Timescale of risk impact

Risks can be classified in many ways. Hazard risks can be divided into many types of risks, including risks to property, risks to people and risks to the continuity of the business. There are a range of formal risk classification systems and these will be considered in a later part of this book. Although it should not be considered to be a formal risk classification system, this part considers the value of classifying risks according to the timeframe for the impact of the risk.

The classification of risks as long, medium and short-term impact is a very useful means of analysing the risk exposure of an organization. These risks will be related to the strategy, tactics and operations of the organization, respectively. In this context, risks may be considered as related to events, changes in circumstances, actions or decisions.

In general terms, long-term risks will impact several years, perhaps up to five years, after the event occurs or the decision is taken. Long-term risks therefore relate to strategic decisions. When a decision is taken to launch a new product, the impact of that decision (and the success of the product itself) may not be fully apparent for some time.

Medium-term risks have their impact some time after the event occurs or the decision is taken, and typically this will be about a year later. Medium-term risks are often associated with projects or programmes of work. For example, if a new computer software system is to be installed, then the choice of computer system is a long-term or strategic decision. However, decisions regarding the project to implement the new software will be medium-term decisions with medium-term risk attached.

Short-term risks have their impact immediately after the event occurs. Accidents at work, traffic accidents, fire and theft are all short-term risks that have an immediate impact and immediate consequences as soon as the event has occurred. These short-term risks cause immediate disruption to normal efficient operations and are probably the easiest types of risks to identity and manage.

Insurable risks are quite often short-term risks, although the exact timing and magnitude/impact of the insured events is uncertain. In other words, insurance is designed to provide protection against risks that have immediate consequences. In the case of insurable risks, the nature and consequences of the event may be understood, but the timing of the event is unpredictable. In fact, whether the event will occur at all is not known at the time the insurance policy is taken out.

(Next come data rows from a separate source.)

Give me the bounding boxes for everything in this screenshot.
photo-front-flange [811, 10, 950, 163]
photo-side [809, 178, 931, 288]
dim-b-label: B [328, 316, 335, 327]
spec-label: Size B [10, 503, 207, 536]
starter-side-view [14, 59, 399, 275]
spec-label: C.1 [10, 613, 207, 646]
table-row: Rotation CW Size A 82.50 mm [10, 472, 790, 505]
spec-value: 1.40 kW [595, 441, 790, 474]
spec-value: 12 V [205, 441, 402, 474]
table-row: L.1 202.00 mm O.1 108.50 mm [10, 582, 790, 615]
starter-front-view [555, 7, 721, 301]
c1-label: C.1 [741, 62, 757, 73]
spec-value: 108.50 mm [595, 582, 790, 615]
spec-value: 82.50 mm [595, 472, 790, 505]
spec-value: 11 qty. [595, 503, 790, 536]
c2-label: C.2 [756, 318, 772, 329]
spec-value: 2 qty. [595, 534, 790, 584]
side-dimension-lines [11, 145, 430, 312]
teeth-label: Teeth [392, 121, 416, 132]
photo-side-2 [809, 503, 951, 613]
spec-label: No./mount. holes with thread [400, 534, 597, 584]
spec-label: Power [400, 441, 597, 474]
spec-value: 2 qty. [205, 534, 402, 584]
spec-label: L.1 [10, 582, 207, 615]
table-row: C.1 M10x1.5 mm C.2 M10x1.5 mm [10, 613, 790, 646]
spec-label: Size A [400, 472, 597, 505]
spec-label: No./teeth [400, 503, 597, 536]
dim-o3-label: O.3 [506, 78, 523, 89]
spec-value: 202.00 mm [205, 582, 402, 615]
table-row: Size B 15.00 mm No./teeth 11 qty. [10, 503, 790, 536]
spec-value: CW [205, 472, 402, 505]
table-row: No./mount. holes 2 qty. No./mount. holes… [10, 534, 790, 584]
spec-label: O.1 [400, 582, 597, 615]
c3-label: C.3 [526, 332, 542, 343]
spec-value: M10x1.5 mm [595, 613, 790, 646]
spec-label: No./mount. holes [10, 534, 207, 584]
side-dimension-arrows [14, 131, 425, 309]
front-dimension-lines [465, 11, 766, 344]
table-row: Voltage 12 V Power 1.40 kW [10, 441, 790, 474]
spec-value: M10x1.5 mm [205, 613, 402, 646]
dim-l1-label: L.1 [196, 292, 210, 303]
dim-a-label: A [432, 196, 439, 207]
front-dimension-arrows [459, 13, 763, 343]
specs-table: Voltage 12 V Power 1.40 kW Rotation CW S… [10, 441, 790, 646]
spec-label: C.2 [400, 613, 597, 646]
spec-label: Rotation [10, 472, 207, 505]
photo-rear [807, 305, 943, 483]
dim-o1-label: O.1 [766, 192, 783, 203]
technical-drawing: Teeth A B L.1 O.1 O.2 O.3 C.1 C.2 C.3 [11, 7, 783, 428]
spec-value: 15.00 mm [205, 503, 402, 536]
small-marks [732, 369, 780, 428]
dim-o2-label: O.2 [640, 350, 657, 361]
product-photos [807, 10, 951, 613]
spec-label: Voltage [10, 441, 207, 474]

By way of example, consider the operation of a new computer software system in more detail. The organization will install the new software in anticipation of gaining efficiency and greater functionality. The decision to install new software and the choice of the software involves opportunity risks. The installation will require a project, and certain risks will be involved in the project. The risks associated with the project are control risks. After the new software has been installed, it will be exposed to hazard risks. It may not deliver all of the functionality required and the software may be exposed to various risks and virus infection. These are the hazard risks associated with this new software system.